L'économie australienne a de quoi faire rêver nos hauts responsables politiques. Depuis 20 ans le pays des wallabies enregistre une croissance ininterrompue de 3,4% en moyenne par an. Même la crise financière de 2008 a été surmontée sans difficulté alors qu'ailleurs elle faisait des ravages. A moins de 29% du PIB, la dette publique reste modeste comparée aux 92% de la zone Euro tandis que le taux de chômage n'est que de 6,2% contre 10,4% en France. Dans ces conditions, il n'est pas étonnant que l'Australie figure parmi les pays où beaucoup aimeraient aller vivre. Pourtant, ce bilan flatteur masque des faiblesses inquiétantes.

Une dépendance excessive à l'égard de l'économie chinoise

Si l'économie a pu tenir le rythme aussi longtemps, elle le doit largement à l'appétit insatiable de l'industrie chinoise pour ses matières premières. En dix ans les exportations de charbon et de minerai de fer se sont envolées pour atteindre 150 milliards de dollars grâce notamment à une évolution favorable des prix. Même si ce chiffre ne représente que 10% du PIB, l'effet multiplicateur est considérable dans la mesure où les salaires et les profits issus de l'activité minière soutiennent la demande dans les autres secteurs de l'économie. De plus, les grandes sociétés minières comme BHP et Rio Tinto ont parié sur une poursuite de la croissance chinoise et lancé de gigantesques programmes de développement qui sont venus ajouter plusieurs points de croissance au PIB. C'est donc peu de dire que l'Australie a lié son avenir à celui de la Chine.

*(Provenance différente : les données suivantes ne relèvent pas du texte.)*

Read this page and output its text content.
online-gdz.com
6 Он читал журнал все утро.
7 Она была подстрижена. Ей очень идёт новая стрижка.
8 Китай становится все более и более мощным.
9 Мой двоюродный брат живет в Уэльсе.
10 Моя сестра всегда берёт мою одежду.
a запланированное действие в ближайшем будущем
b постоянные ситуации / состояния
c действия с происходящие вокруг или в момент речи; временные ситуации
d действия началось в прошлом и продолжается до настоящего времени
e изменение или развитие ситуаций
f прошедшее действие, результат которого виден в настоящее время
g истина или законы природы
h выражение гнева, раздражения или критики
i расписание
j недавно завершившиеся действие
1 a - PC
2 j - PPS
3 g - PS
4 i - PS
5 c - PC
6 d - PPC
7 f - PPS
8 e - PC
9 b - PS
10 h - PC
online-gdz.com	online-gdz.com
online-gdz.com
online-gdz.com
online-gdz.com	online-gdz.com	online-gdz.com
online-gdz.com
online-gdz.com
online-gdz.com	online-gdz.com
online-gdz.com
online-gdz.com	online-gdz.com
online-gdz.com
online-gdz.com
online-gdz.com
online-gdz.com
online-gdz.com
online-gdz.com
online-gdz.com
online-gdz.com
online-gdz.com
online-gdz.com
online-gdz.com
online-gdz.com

Une politique d'immigration intenable

Jouant sur le charme d'un pays associant un pouvoir d'achat élevé, une population ouverte et accueillante, un style de vie décontracté et un climat agréable tout au long de l'année, les autorités australiennes ont largement ouvert les portes à l'immigration, ce qui a contribué à soutenir la croissance en fournissant à l'économie la main d'œuvre qualifiée dont elle avait besoin, un peu comme en France à l'époque des trente glorieuses. Cette politique a aussi permis de répondre à peu de frais au problème du vieillissement de la population et du financement des retraites qui se pose dans toutes les économies développées. Pourtant, cette solution ne manquera pas de soulever d'autres problèmes à long terme d'autant que les infrastructures du pays peinent à suivre la croissance de la population.

Une réforme des retraites à haut risque

Engagée au début des années 90 la réforme entérine la transition vers un système de retraite par capitalisation et limite le rôle de l'État à l'assistance aux plus démunis. Ce système a pour avantage principal de garantir l'équilibre des comptes publics en reportant l'essentiel du risque financier sur les ménages. En outre son introduction devait avoir un effet neutre sur l'économie. En réalité, il n'en est rien du fait que les ménages ont tendance à sous-estimer l'épargne dont ils auront besoin pour leur retraite. Il s'ensuit une prédisposition à la surconsommation qu'il faudra bien payer un jour ou l'autre. Dotés d'un capital retraite insuffisant, les futurs retraités devraient alors être contraints de réduire leur consommation, pesant ainsi sur la croissance.

Une fiscalité trop favorable à l'immobilier

En autorisant les investisseurs à déduire de leurs impôts le coût du financement d'un achat immobilier, les autorités australiennes ont créé un véritable engouement pour la pierre. Il en a résulté une flambée des prix qui se poursuit jusqu'à ce jour. L'avantage fiscal de la pierre a attiré un grand nombre d'investisseurs avec pour première conséquence la disparition quasi totale des primo-accédants qui constituent pourtant la demande naturelle sur ce marché. La deuxième conséquence est une croissance excessive des prêts immobiliers qui expliquent les profits énormes que font les banques australiennes. Mais surtout, la dette créée se traduit par une injection de liquidités dans l'économie dont l'effet est en tout point comparable aux opérations d'assouplissement quantitatif que mène en ce moment la Banque Centrale Européenne.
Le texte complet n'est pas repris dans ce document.